My running career is in maintenance mode lately. I run five days per week, about three to five miles per day, but I haven’t run in an organized race in a couple years and I haven’t felt compelled to do so. Training for a marathon or half marathon is a lot of work and it cuts into my TV time, which has become a much higher priority (The Walking Dead or Game of Thrones, anyone?). Occasionally, I think wistfully about heading out on a Saturday morning for a long run, spending a couple hours listening to the sound of my shoes on the pavement and watching my breath in the cool morning air. Those thoughts fade quickly when I am reminded of the financial burden of long-distance running and I’m not talking about the price of shoes.
A friend at work told me she is planning to run in our local half-marathon later in the spring. She said it costs $70 if you register early, but she missed the deadline and will have to pay $85. Holy crap. The full marathon costs $80 for early registration and $90 if you procrastinate. Holy crappier. The cost of a marathon has climbed significantly in the last few years.
I’m not surprised by the high cost. Participants aren’t just paying for the t-shirt they get for finishing the race. They’re really paying for the 26 miles of sports drinks, water, snacks, traffic control cones, local law enforcement, race-timing equipment and volunteers who, while they don’t get paid, get their own t-shirts. It’s not unlike a Red Cross operation to feed refugees after a disaster and it takes a lot of money to pull it all together.

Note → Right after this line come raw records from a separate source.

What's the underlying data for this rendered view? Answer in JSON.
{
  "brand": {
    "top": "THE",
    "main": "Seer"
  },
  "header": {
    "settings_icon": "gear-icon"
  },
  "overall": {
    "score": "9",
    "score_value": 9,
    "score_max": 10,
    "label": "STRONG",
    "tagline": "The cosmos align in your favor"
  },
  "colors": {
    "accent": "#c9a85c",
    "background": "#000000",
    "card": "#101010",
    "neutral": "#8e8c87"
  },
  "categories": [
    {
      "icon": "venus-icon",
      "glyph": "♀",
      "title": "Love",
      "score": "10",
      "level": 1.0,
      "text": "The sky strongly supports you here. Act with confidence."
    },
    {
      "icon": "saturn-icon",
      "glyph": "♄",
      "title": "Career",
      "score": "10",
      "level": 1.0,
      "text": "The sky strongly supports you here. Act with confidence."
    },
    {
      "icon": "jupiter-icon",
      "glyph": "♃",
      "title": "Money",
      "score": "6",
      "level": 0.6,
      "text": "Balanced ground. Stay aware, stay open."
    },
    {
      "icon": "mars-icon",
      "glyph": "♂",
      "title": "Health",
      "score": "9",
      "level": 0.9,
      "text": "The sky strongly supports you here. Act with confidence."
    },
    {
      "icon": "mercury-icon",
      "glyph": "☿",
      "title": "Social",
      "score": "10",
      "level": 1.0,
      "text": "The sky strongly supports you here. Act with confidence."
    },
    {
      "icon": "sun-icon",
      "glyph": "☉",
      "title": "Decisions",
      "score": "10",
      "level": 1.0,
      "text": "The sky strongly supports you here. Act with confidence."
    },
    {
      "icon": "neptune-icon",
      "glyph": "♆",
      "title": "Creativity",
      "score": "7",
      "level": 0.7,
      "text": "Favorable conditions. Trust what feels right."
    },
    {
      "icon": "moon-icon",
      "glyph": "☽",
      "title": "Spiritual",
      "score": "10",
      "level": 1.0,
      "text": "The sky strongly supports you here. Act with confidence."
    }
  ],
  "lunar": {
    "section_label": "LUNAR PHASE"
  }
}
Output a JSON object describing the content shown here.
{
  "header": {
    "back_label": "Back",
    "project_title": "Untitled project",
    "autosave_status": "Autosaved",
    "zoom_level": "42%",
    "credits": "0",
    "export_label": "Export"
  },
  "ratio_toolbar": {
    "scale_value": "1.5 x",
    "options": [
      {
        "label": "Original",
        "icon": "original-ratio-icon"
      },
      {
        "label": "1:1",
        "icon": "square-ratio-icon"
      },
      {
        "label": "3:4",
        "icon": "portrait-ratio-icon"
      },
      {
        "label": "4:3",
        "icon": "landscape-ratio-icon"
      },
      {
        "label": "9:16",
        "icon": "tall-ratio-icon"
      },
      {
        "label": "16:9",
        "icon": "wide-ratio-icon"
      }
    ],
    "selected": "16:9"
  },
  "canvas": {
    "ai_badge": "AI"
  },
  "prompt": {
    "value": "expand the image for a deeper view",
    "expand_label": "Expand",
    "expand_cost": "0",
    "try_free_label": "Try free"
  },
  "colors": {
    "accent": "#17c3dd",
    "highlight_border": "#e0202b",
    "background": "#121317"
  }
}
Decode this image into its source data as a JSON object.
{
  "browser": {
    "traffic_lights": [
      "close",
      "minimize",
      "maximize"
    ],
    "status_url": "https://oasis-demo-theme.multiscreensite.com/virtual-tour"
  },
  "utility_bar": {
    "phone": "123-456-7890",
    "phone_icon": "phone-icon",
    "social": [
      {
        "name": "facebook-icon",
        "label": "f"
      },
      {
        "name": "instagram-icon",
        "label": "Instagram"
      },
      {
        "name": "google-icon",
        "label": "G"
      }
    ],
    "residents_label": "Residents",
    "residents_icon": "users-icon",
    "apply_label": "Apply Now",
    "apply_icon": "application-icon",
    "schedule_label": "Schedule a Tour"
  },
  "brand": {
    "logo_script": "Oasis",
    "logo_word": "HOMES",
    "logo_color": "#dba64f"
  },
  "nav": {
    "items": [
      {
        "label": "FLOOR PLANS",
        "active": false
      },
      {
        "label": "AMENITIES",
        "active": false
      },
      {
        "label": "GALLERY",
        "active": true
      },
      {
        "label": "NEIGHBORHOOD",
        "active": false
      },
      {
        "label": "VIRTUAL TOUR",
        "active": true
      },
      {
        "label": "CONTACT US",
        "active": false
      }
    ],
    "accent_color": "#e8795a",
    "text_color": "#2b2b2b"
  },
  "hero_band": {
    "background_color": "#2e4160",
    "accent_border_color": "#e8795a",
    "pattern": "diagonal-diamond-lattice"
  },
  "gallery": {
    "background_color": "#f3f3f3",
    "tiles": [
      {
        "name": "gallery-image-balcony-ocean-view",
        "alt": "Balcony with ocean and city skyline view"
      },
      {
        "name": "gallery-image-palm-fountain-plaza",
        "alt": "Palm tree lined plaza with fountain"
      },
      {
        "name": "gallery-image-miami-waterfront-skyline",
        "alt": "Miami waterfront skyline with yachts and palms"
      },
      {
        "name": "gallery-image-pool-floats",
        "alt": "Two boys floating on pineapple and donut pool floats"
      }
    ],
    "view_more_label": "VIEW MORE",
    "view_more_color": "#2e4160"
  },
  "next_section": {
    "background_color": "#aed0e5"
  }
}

I do my best to encourage anyone who has decided to run in a long-distance event. I’ve run four full marathons and a dozen half marathons and I treasure those experiences. Training for and finishing a marathon taught me a lot about myself. I learned about all the cliché stuff like the depths of my inner strength, my drive to achieve a goal, and all that crap. More importantly, though, I learned about chafing, losing a toenail, touching the edge of insanity, and how good a powdered sugar donut can taste. A person can grow a lot by deciding to do something as ludicrous as running for 26 miles in a row and I’m happy to share what I’ve learned.
In my first book, I came up with a list of 22 rules to help guide the aspiring long-distance runner. Based on the economics of marathons, perhaps the most important rule is number five: “Never pay a registration fee as motivation to train.” Doing so can end in disaster as there are any number of things that can keep you from getting to the starting line. It takes months to train for a marathon and, whether from injury or a growing affection for sleeping in, life has a way of throwing you off course if you give it enough time.
I recommend waiting as long as possible to actually register for the event to minimize the risk you will not make it to the start. $90 is a lot of money to spend on a t-shirt and Dixie cups full of sports drink. But, after 26 miles, the powder-sugar donut is totally worth it.